Thank you Mandie. I really just need to know there are people who care left in this world. I am going through something that has been devastating for me and causes me to be suicidal.

I did what I do with my students when they are going through tough stuff. I acknowledged that life sometimes sucks. I reminded him that the passing of time tends to make things easier and that there are people out there who care about him. With each email I sent him, I closed with “Hugs, Mandie.” At our lowest, a hug can make things seem a bit better even when it is an electronic one.
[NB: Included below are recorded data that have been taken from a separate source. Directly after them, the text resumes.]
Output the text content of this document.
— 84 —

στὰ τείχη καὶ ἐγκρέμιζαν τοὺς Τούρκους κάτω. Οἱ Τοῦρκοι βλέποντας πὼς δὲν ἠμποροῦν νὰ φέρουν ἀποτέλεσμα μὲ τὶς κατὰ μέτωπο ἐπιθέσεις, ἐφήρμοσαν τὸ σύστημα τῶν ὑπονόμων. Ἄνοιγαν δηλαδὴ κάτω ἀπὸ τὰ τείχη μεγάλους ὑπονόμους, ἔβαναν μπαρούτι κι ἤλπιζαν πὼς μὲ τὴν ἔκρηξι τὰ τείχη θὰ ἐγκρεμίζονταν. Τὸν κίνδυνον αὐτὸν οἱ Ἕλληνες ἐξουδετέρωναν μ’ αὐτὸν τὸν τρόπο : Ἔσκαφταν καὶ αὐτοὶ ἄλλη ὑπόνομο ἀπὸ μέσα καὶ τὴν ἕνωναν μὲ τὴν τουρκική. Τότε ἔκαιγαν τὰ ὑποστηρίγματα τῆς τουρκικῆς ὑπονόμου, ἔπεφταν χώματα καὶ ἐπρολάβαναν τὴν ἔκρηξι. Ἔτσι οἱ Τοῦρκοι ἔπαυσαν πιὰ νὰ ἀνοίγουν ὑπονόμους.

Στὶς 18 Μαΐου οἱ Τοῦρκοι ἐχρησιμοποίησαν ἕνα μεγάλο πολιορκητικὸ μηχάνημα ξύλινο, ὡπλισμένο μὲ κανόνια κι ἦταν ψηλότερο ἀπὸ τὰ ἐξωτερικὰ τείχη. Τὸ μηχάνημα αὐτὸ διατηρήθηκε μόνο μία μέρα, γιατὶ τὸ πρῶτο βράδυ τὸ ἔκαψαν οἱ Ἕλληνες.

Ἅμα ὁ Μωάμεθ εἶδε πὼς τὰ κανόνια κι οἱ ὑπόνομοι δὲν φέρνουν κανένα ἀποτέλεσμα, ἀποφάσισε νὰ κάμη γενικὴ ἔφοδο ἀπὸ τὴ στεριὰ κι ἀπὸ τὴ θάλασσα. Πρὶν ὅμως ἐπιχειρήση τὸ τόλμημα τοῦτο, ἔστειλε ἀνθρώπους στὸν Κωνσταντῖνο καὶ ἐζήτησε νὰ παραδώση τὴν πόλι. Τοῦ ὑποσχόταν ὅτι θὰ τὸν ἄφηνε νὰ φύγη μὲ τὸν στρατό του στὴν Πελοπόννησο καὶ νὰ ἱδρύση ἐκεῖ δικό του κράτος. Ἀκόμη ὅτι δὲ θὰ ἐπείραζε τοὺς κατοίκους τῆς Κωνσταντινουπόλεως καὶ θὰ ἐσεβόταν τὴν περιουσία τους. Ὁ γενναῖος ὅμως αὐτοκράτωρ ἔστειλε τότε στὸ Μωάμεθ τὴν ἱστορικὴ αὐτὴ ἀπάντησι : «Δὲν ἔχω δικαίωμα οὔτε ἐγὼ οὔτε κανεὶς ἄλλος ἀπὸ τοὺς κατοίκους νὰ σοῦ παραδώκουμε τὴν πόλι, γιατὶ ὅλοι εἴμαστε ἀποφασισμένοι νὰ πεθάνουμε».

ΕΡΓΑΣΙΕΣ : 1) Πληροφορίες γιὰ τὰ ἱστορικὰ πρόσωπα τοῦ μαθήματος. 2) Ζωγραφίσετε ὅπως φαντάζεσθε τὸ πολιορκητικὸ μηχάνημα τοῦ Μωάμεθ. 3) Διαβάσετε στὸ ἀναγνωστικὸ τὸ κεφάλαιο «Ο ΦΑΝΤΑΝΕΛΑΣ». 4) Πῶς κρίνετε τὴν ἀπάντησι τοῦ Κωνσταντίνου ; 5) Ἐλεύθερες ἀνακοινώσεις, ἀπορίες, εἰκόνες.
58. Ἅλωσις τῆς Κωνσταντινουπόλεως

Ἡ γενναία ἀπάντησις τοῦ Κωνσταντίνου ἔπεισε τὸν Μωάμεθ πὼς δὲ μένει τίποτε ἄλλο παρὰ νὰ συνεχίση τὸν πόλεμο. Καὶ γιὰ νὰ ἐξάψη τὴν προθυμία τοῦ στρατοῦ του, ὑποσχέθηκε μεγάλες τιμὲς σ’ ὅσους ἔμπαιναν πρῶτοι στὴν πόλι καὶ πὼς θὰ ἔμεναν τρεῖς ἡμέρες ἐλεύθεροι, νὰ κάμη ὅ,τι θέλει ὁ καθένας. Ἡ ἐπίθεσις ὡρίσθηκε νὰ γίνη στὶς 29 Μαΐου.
We swapped a few more emails throughout the day. I gave him a list of support groups per his request. Before riding, I checked in with him again. Upon my return home tonight, I sent another.
Hi again,
Hoping you have found something to smile about today. Even for a short time.
Hugs,
Mandie

Hey Mandie
You have given me something to smile about.
You have restored my faith in humanity. Thank you.
Big hug

A few more emails were exchanged. Nothing profound. Just a few words to let a stranger know he was worthwhile. All day long as this was transpiring, I thought back to the profound loneliness I went through not so long ago. Most of the time, all it took was to know that someone cared. On the one level, I knew there were people out there who care about me. Lots of them. However, I did not want to bother them with my little problem of feeling alone. I took the time to cry. To grieve the end of my marriage. Each time at the end of the tears, there was someone there for me whether it was a hug from my roommate, a phone call from a family member, or a letter of affirmation on Facebook.

We never know the impact we have on someone’s life. I challenge all of you to take the time to stop for a moment and give a stranger a few minutes of you through a listening ear, a smile, or buying a cup of coffee for someone down on their luck. From that moment comes human connection and a connection to humanity.